If Pareto had been a student of Chinese, he might have discovered the same thing.

The most common answer to the question of how many Chinese characters a person requires to read Chinese is about 4,000. This is not a bad answer, all told, but can give the very wrong impression that all 4,000 of these characters are equally important. This is not at all the case.

According to data from Jun Da at Tsinghua University, the percentage of the average text that a reader will understand according to how many characters known looks something like this.

3,000 characters will allow a reader to understand about 99.2 per cent of a text. 5,000 will cover 99.9 per cent. The most frequent 100 characters, however, will make up an enormous 42 per cent of the total. To read half of all Chinese characters, a reader only needs a paltry 152 characters.

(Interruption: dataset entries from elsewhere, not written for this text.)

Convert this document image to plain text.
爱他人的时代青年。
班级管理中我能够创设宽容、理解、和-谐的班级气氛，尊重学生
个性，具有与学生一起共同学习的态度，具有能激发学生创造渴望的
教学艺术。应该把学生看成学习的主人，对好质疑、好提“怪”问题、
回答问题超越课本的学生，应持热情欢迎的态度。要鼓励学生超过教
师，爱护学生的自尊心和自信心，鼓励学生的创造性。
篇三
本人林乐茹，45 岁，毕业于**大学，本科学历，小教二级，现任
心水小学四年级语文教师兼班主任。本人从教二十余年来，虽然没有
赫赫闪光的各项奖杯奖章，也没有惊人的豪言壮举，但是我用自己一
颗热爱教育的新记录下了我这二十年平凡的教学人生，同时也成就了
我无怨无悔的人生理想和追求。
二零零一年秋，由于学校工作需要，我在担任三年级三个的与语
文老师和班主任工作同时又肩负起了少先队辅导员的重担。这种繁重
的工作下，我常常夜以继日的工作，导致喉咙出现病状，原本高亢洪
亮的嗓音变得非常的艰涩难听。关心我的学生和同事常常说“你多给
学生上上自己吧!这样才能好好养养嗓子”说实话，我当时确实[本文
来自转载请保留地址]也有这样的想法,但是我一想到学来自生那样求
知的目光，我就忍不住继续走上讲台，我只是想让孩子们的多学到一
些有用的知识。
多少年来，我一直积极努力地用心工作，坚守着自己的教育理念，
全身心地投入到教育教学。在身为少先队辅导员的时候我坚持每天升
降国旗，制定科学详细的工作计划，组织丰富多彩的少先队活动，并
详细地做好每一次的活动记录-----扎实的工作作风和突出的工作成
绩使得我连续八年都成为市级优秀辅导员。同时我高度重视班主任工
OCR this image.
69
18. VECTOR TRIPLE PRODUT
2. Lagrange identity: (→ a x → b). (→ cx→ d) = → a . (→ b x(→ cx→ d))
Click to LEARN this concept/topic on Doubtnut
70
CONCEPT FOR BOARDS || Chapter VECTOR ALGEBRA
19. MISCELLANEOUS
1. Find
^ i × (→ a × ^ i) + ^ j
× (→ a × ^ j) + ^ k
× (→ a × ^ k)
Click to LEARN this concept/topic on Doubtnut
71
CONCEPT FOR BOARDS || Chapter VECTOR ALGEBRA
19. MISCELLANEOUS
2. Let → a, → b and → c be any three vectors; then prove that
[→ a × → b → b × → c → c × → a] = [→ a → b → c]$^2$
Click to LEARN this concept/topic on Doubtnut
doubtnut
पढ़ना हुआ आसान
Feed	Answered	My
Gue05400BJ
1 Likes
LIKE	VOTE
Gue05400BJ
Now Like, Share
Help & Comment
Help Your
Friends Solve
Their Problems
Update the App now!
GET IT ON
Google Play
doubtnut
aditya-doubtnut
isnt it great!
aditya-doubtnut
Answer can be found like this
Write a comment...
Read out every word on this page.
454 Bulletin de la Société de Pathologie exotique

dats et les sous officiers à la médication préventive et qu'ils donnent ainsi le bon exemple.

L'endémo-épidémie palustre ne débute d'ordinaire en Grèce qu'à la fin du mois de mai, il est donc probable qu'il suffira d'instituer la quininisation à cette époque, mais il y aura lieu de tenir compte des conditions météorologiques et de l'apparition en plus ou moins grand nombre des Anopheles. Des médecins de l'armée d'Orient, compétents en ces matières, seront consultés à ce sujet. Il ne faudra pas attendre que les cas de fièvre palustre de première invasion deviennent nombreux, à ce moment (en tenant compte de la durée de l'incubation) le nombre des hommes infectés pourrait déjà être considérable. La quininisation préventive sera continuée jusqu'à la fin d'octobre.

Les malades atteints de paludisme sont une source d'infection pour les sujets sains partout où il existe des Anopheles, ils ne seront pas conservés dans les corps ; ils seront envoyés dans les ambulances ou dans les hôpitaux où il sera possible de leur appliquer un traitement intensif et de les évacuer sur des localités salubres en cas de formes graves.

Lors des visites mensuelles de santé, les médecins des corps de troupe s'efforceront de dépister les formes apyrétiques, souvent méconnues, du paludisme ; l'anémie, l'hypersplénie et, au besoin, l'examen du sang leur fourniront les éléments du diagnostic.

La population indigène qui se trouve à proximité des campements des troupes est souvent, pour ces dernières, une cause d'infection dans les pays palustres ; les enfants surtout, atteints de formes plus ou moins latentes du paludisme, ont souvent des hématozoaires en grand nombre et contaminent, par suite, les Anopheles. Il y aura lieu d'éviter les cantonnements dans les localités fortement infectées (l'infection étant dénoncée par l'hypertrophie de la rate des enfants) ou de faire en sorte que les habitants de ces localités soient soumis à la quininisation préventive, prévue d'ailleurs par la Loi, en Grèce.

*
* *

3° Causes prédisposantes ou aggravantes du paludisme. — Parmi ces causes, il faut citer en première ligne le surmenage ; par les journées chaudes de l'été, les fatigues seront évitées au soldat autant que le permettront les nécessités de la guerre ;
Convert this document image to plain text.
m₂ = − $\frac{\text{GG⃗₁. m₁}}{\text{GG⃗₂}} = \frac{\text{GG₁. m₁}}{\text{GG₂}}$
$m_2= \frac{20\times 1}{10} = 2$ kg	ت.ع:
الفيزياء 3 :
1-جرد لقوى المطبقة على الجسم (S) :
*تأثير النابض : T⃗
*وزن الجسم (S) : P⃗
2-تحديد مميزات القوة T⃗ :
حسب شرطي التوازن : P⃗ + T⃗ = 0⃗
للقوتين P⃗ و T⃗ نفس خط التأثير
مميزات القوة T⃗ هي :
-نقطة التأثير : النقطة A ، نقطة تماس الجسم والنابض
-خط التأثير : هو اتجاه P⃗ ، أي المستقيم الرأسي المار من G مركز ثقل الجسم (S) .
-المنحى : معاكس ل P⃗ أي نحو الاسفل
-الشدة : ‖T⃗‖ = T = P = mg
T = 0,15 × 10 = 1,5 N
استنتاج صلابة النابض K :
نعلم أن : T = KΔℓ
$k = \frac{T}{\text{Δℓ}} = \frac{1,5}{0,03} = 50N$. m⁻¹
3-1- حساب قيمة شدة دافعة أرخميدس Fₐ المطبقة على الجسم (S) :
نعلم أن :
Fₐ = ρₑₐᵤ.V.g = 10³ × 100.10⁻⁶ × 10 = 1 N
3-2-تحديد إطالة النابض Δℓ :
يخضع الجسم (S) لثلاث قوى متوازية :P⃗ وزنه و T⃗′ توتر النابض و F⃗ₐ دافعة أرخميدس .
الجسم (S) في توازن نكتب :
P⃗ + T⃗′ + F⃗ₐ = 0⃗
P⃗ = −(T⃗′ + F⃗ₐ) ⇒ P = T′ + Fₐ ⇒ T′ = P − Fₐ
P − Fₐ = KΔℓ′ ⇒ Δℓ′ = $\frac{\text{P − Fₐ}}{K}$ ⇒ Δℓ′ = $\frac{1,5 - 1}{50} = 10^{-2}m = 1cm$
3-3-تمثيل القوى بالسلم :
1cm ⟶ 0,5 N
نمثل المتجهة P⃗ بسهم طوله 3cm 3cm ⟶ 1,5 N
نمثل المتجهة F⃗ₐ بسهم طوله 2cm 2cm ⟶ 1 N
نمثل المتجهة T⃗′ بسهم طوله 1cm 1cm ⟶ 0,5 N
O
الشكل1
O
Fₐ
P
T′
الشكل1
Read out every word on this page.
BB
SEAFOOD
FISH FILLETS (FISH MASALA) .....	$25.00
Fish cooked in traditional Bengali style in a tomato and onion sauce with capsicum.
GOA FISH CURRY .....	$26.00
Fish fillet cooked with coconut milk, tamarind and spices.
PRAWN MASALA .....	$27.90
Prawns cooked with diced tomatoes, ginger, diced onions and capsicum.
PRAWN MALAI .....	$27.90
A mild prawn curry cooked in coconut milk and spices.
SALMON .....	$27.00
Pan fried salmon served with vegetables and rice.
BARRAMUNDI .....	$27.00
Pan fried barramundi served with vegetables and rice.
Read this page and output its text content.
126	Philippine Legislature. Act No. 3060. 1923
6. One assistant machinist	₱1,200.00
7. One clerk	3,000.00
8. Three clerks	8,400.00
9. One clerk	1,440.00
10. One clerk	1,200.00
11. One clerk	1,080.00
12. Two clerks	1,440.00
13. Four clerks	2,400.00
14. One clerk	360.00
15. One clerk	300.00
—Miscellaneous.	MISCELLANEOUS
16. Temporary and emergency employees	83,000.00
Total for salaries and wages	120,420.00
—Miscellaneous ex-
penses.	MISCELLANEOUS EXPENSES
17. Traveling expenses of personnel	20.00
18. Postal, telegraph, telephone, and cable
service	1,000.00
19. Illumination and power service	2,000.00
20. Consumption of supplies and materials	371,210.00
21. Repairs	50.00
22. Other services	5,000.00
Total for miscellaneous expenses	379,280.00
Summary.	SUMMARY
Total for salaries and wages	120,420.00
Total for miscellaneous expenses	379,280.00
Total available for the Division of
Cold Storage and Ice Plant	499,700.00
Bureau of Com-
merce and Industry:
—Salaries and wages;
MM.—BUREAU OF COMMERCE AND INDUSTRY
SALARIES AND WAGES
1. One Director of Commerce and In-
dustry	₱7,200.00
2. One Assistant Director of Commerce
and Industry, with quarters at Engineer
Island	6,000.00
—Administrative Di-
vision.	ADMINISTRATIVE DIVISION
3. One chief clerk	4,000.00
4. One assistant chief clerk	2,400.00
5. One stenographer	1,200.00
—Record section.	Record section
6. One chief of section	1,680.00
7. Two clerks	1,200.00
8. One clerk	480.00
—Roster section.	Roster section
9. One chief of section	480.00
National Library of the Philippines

To put it another way, the most frequent character in the Chinese language, 的, appears approximately once every 24 characters. The 3,000th most common character, 忖, on the  other hand, appears only every 100,000 characters (which means a medium sized novel would, on average, use it only about five times.) The least common character in Da’s study at 9,933rd place, 鴒, will come in handy every 200-million characters.

A mere 3,000 characters, however, will allow a reader an average comprehension of about 99 per cent, enough to be considered basically literate. And sure enough, as Pareto might have predicted, 20 per cent of the requirement for literacy, 600 characters, provides 79.6 per cent comprehension.

There are, of course, some inaccuracies with this model. For one, Jun Da’s data is old (2004) and since then Chinese vocabulary, especially on the internet, has probably centralized more around commonly used characters. Also, most actual Chinese learners do not necessarily start with the most frequent characters and move outwards. The character for “eggplant,” for example, is 3136th on the list, but I learned the character very early because eggplants are delicious.

That means that if you test yourself on comprehension and compare yourself to Jun Da’s numbers, you will likely underestimate the number of characters you know. Likewise, if you know how many characters you know, your actual comprehension will likely be lower than Jun Da’s numbers suggest (unless you learned them all exactly in order.)